Personal information
- Nationality: Azerbaijan
- Born: 15 March 2006 (age 20)

Sport
- Sport: Muay Thai
- Event: 67 kg

Medal record
Men's Muay Thai
Representing Azerbaijan
European Games
| Bronze medal – third place | 2023 Kraków-Małopolska | 67 kg |

= Khayal Aliyev =

Azerbaijani Muay Thai fighter

Khayal Fakhri oglu Aliyev (Xəyal Fəxri oğlu Əliyev, born March 15, 2006) is an Azerbaijani Muay Thai fighter, 2022 World and European youths champion, bronze medalist of 2023 European Games.

== Biography ==
Khayal Fakhri oglu Aliyev was born on March 15, 2006. As a student of the 6th grade of secondary school No. 283 of the Binagadi district of Baku, he won first place in the tournament held by the European Muaythai Federation in the weight category up to 34 kg.

He became the winner of the Youth World Cups in 2016 and 2018, which were held in Turkey. In 2019, he won an international tournament in Iran.

In the end of 2019, Aliyev took third place at the World Youth Championships in Antalya, Turkey.

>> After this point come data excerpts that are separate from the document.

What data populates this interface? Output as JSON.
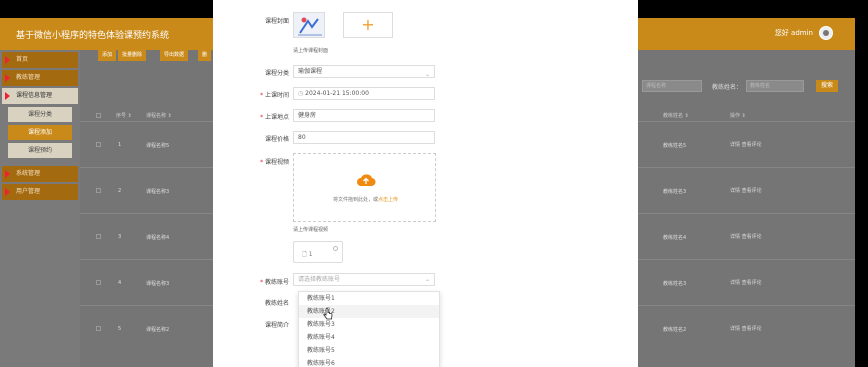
{
  "app": {
    "title": "基于微信小程序的特色体验课预约系统",
    "user_text": "您好 admin"
  },
  "sidebar": {
    "items": [
      {
        "label": "首页"
      },
      {
        "label": "教练管理"
      },
      {
        "label": "课程信息管理",
        "active": true
      }
    ],
    "sub_items": [
      {
        "label": "课程分类"
      },
      {
        "label": "课程添加",
        "active": true
      },
      {
        "label": "课程预约"
      }
    ],
    "items_after": [
      {
        "label": "系统管理"
      },
      {
        "label": "用户管理"
      }
    ]
  },
  "toolbar": {
    "buttons": [
      "添加",
      "批量删除",
      "导出数据",
      "删"
    ]
  },
  "search": {
    "field1_placeholder": "课程名称",
    "field2_label": "教练姓名：",
    "field2_placeholder": "教练姓名",
    "button": "搜索"
  },
  "table": {
    "headers": [
      "序号 ⇕",
      "课程名称 ⇕",
      "教练姓名 ⇕",
      "操作 ⇕"
    ],
    "rows": [
      {
        "no": "1",
        "name": "课程名称5",
        "coach": "教练姓名5",
        "actions": "详情 查看评论"
      },
      {
        "no": "2",
        "name": "课程名称3",
        "coach": "教练姓名3",
        "actions": "详情 查看评论"
      },
      {
        "no": "3",
        "name": "课程名称4",
        "coach": "教练姓名4",
        "actions": "详情 查看评论"
      },
      {
        "no": "4",
        "name": "课程名称3",
        "coach": "教练姓名3",
        "actions": "详情 查看评论"
      },
      {
        "no": "5",
        "name": "课程名称2",
        "coach": "教练姓名2",
        "actions": "详情 查看评论"
      }
    ]
  },
  "form": {
    "cover_label": "课程封面",
    "cover_hint": "请上传课程封面",
    "category_label": "课程分类",
    "category_value": "瑜伽课程",
    "time_label": "上课时间",
    "time_value": "2024-01-21 15:00:00",
    "place_label": "上课地点",
    "place_value": "健身房",
    "price_label": "课程价格",
    "price_value": "80",
    "video_label": "课程视频",
    "dropzone_text": "将文件拖到此处，或",
    "dropzone_link": "点击上传",
    "video_hint": "请上传课程视频",
    "file_name": "1",
    "coach_no_label": "教练账号",
    "coach_no_placeholder": "请选择教练账号",
    "coach_name_label": "教练姓名",
    "intro_label": "课程简介",
    "options": [
      "教练账号1",
      "教练账号2",
      "教练账号3",
      "教练账号4",
      "教练账号5",
      "教练账号6"
    ]
  },
  "icons": {
    "upload": "cloud-upload-icon",
    "plus": "plus-icon",
    "file": "document-icon",
    "chevron": "chevron-down-icon",
    "clock": "clock-icon"
  },
  "colors": {
    "brand": "#c98a1a",
    "accent": "#e6941a",
    "marker": "#e22233"
  }
}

In February 2022, as a student of the 10th grade of secondary school No. 283, he won a gold medal at the European Youth Championship, which was held in Istanbul, Turkey. In August of the same year, Khayal Aliyev in the capital of Malaysia, Kuala Lumpur, became the world champion among youths in the weight category up to 60 kg.

In June 2023, he took part in the III European Games in Kraków. These Games were the first adult competition in Aliyev's career. In the quarterfinals of the weight category up to 67 kg, he won an early victory over Giorgiy Klein from Georgia, reaching the semifinals. Here he lost to local boxer Oscar Siegert, winning the bronze medal.